Not sure of how solid it is. I haven't been brave enough to venture towards the center yet, and I'm scared to death once I'm on my feet because I'll feel it give a little with my weight. I know that it's holding all of the vines, plus some downed green oak limbs, about four inches worth of dirt and matted leaves, a bush of some sort, and a lot of pokeweed. I removed the limbs, some of the leaf and dirt litter, and at least a fourth of the vines. I'm hoping that if I can clear it up, that maintenance on it will be simple. I have a surplus of house shingles, but I wouldn't want to add to something that works okay. (Unless laying shingles across the vines would help.) Rain falls through the tin at the point where those vines are most dense on the roof. Since my boyfriend is home today, I feel more comfortable sending him up there, or just having someone hold the ladder.

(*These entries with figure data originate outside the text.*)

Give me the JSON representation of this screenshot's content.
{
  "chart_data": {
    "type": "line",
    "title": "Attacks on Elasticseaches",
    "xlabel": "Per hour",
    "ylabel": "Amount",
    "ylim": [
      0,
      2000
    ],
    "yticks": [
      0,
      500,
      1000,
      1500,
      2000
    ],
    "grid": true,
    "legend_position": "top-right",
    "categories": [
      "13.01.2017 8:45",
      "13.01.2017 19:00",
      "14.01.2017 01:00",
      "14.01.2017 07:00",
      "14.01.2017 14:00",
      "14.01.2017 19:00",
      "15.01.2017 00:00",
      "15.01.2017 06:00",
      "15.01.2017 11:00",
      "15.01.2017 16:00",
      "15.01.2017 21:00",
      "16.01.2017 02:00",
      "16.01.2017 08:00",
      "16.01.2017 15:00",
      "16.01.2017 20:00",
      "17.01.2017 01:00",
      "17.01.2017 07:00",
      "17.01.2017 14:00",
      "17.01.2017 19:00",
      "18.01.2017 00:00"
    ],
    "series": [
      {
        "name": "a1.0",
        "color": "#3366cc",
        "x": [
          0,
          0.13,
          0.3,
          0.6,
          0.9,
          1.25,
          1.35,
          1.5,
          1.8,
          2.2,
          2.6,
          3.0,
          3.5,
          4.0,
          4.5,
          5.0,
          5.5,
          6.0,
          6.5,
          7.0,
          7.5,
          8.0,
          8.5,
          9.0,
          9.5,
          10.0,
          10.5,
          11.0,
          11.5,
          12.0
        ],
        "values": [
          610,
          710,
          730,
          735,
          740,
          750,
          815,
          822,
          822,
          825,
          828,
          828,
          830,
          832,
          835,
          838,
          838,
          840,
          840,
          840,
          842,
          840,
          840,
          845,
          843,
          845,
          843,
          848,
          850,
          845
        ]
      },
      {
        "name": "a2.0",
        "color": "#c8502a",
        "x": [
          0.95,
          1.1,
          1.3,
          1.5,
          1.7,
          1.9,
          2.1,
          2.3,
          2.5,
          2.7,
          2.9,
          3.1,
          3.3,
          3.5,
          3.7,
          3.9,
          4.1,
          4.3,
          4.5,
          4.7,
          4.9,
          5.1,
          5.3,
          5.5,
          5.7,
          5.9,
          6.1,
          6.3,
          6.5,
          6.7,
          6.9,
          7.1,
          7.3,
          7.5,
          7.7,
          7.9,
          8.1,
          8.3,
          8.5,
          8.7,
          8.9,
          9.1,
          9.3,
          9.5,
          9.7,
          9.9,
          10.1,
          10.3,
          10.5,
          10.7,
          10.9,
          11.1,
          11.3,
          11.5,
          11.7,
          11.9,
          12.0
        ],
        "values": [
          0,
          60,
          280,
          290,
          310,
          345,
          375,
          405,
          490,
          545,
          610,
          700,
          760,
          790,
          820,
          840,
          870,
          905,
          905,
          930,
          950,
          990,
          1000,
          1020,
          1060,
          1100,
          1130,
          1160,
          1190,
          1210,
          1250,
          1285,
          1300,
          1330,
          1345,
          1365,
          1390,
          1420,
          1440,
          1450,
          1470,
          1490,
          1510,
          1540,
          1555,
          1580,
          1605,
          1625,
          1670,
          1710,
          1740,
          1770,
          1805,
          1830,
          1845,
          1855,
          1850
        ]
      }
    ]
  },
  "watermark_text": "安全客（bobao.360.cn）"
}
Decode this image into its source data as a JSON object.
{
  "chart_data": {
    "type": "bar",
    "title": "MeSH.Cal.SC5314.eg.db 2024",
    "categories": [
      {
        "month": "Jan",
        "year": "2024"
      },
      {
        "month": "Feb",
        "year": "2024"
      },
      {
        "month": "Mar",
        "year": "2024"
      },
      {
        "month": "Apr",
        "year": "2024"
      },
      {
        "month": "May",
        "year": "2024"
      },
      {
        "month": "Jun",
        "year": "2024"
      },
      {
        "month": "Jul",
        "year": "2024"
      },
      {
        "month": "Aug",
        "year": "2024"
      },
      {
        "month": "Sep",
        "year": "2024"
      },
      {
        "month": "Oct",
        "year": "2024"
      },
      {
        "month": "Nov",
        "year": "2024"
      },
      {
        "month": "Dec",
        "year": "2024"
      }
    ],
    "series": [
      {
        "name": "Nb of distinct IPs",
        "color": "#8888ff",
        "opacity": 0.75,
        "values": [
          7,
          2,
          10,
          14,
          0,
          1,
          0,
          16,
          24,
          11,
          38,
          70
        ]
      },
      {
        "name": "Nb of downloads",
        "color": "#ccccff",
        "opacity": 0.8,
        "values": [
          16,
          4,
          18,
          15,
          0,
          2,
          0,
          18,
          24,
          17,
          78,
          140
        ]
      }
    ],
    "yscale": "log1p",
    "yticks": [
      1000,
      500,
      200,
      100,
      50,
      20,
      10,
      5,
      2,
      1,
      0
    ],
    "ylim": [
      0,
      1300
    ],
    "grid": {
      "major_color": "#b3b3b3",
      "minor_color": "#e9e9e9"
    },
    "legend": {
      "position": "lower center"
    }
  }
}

I also had problems with my two plum trees, they had sprouted at least eighty suckers inside of the pens(dirt floor) that had a few years to harden, and the limbs had twinned through the wire and tore it up. I finally got rid of those little horrors, and the pens they messed up.
The rash I had gotten from this plant was unusually bad. I've brushed across it all of my life without a problem, but I read that the sap is the irritant, and the cutting and tearing probably slung that mess everywhere. I was wearing cloth gloves, this time, I'll sleeve up and put the leather gloves on.
I've had poison ivy that hurt less. It seemed to get worse and worse despite I was taking enough benadryl to knock out a horse, and smothered in calamine and hydrocortisone which burned on the rash to begin with. I added Epsom salt and about a tablespoon of VetRX to a bath and got better, and longer lasting results than anything else the pharmacist recommended, haven't hurt or itched. So, my animal's medicine worked better than my own.
I've been busy with a new litter of pups because my neighbor won't keep his dog in the yard, (my dog is fenced but not fixed, apparently they could still get it on with the fence there.) Plus the dog came back two nights in a row this week messing with my chickens. None of them are dead, but I don't think the dog's tasted blood yet, and my old game rooster sleeps on my porch at night, and has his natural spurs. The dog was bleeding when I shined the lights on him, and ol Ceasar the rooster was looking around with his hackles up on end.
Anyways, once I get to the root of the problem (pun intended) and kill the vines, I want to plant some muscodine grape vines or honeysuckle to shade out anything else. (Virginia creeper grows along a neighbors' fence adjoined to my original grapevine, and it won't grow into it.)